Title:  Bicentennial of Louis Braille's Birth
Stamp Serial#
2658 
KPC#
C-2086 
Scott#
2301 
Date of Issue
01/02/2009 
Quantity
1,600,000 
Denomination
250 won 
Design
The world seen by hands 
Designer
Shin, Jae-yong 
Image Area
50mm x 22mm 
Perforation
13 
Sheet Composition
4 x 5 
Paper
White unwatermarked 
Printing process
and colors
Photogravure, six colors 
Print
Korea Minting and Security Printing Corporation 
Description
The Braille characters used by blind people across the world were created by Louis Braille of France. January 4, 2009 is a meaningful day that celebrates the 200th anniversary of the birth of Louis Braille.

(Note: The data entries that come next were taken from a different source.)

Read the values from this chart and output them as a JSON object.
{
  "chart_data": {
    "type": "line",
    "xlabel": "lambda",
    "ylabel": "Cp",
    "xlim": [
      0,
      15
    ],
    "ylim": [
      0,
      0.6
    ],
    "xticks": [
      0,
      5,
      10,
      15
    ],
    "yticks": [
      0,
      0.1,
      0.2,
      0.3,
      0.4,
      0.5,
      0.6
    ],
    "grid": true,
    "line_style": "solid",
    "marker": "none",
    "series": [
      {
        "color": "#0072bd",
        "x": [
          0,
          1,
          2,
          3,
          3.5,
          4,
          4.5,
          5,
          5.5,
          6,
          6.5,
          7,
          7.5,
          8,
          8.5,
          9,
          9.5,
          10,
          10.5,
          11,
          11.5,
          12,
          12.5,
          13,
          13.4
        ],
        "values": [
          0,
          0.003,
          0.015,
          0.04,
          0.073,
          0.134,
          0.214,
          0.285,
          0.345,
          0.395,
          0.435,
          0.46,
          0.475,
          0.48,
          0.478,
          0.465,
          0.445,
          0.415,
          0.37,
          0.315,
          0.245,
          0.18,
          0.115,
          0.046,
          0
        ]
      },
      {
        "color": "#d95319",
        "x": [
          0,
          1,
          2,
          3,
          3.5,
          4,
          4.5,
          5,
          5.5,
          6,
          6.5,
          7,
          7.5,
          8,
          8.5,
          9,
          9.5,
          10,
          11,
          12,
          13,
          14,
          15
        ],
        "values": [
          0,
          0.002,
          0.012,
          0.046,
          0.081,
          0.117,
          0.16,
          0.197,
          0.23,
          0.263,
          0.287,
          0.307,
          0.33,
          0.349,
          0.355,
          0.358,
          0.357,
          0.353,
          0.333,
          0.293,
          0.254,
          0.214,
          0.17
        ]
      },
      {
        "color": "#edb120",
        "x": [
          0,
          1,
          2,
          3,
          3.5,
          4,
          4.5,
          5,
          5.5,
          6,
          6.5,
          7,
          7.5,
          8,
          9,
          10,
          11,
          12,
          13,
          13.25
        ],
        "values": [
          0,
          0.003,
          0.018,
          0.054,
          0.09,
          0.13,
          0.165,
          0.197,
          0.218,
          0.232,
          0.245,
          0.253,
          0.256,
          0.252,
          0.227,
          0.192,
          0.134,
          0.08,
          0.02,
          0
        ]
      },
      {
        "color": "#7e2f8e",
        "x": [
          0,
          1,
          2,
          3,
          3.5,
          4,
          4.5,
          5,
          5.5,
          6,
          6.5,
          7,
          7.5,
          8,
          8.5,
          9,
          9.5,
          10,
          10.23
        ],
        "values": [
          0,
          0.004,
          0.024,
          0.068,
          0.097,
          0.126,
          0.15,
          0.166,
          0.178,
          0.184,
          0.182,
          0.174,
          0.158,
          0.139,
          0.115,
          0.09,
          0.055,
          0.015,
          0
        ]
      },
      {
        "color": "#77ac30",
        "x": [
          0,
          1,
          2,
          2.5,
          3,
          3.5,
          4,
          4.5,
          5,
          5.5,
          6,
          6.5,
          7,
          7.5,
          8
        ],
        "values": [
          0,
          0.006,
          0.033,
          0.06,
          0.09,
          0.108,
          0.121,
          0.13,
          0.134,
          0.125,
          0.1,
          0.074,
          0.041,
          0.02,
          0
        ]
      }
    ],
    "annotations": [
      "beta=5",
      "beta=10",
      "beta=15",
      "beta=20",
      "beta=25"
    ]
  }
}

Born in 1809 at Coupvray, a small country village near Paris, France, Louis Braille lost his eyesight at age 3 when he pricked one of his eyes with an awl in his father's workshop and lost the other eye to infection. When he was 12, he was exposed to the system designating letters with 12 raised dots at a blind and dumb school. They were developed for nighttime military communication purpose by a commissioned officer named Barbier. In 1824, based on these raised letters, Louis Braille created a new system of representing letters with 6 raised dots that was both simpler and easier to read and write. Later on, he also devised mathematical symbols and musical signs into raised letters and announced them. Being more systematic and easier to learn, the raised letters created by Braille started to spread to more and more people. Even though Louis Braille unfortunately died early at age 43 without seeing his raised letters being formally adopted and used, the raised letters developed by him became a door to the outside world for blind people across the world who used to be locked in the dark.

The Braille points comprise the 6 dots that are the most beautiful in the world. His name Braille is now referred to mean raised letters. On the 200th anniversary of the birth of Louis Braille, a new stamp is issued to commemorate his great achievements. The stamp features Louis Braille, the phrase meaning "the world seen by hands" and the image of the raised letters that expresses this phrase.